Growing up in the big sky country of New Mexico, photographer Leigh Merrill probably didn’t give the urban environment much thought. After receiving a BFA from the University of New Mexico, she moved to the Bay Area to attend Mills College in Oakland, CA. It was from this experience of living without visual expanse, that she became interested in the way people live in cities. Now living in Texas, Leigh continues to exhibit across the US and most recently had a solo exhibition, Into the Sunset, at the Lawndale Art Center in Houston, TX. Two of her series, Into the Sunset and Street take similar approaches; I am featuring Street below.
Statement for Street: I am driven to photograph the places where I live, fueled by a curiosity about the architecture we surround ourselves with, and how it reflects larger cultural ideas. The images depict places that waver between fantasy and reality, calling into question ideas of beauty, class and cultural romanticism in our urban and rural landscapes.
Upon moving to the San Francisco Bay Area in 2007 I began looking at the complexity of its urban environment. The Bay Area presents a unique blend of residential living that sits between urban and suburban in a way that never quite reconciles one with the other. In investigating this landscape I photographed thousands of homes throughout the area and then digitally assembled these images together to create new and illogical structures and streets. At first these images look plausible, however, closer inspection reveals their fabrication.

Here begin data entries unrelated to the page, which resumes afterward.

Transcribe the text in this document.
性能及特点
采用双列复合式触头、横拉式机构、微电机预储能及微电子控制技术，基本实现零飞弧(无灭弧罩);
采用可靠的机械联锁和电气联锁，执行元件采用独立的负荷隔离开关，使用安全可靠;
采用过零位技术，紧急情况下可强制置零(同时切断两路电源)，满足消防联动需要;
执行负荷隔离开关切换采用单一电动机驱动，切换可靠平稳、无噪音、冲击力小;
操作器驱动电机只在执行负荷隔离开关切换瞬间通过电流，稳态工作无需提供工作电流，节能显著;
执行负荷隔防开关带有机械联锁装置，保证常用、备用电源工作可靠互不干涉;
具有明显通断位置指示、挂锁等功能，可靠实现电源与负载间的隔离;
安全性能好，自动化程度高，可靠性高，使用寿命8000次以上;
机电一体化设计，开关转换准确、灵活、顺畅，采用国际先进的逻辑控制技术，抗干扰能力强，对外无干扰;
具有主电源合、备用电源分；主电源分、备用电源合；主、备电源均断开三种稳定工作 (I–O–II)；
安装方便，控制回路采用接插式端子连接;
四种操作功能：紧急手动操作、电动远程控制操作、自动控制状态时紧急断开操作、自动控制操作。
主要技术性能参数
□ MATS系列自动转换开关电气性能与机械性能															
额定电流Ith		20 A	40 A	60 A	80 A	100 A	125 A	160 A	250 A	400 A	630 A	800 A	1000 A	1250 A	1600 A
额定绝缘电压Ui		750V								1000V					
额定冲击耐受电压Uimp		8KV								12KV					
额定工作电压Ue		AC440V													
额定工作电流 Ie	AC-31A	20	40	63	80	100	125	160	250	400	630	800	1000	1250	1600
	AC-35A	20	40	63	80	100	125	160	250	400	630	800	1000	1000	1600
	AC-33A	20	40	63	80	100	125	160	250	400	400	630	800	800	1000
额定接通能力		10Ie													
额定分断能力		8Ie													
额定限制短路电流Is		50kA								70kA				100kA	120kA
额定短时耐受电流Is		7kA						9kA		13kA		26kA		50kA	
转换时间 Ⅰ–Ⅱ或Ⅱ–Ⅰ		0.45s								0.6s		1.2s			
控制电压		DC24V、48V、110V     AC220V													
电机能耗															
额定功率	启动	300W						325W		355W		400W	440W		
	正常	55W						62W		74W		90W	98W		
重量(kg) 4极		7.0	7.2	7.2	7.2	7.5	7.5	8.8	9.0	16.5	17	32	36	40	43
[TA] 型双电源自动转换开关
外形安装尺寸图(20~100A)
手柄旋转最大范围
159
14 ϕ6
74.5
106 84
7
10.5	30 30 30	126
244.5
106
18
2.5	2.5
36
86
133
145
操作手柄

The reconstructed homes and neighborhoods appear skewed, revealing their underlying and sometimes unconscious intentions. These constructs highlight the ways in which our built environments pull from a variety of different architectural and landscape styles and reflect cultural ideas of beauty and perfection. In working with the Bay Area as a site for investigation, I explore what our built environments tell us about our own individual desires as well as our collective culture and ideals.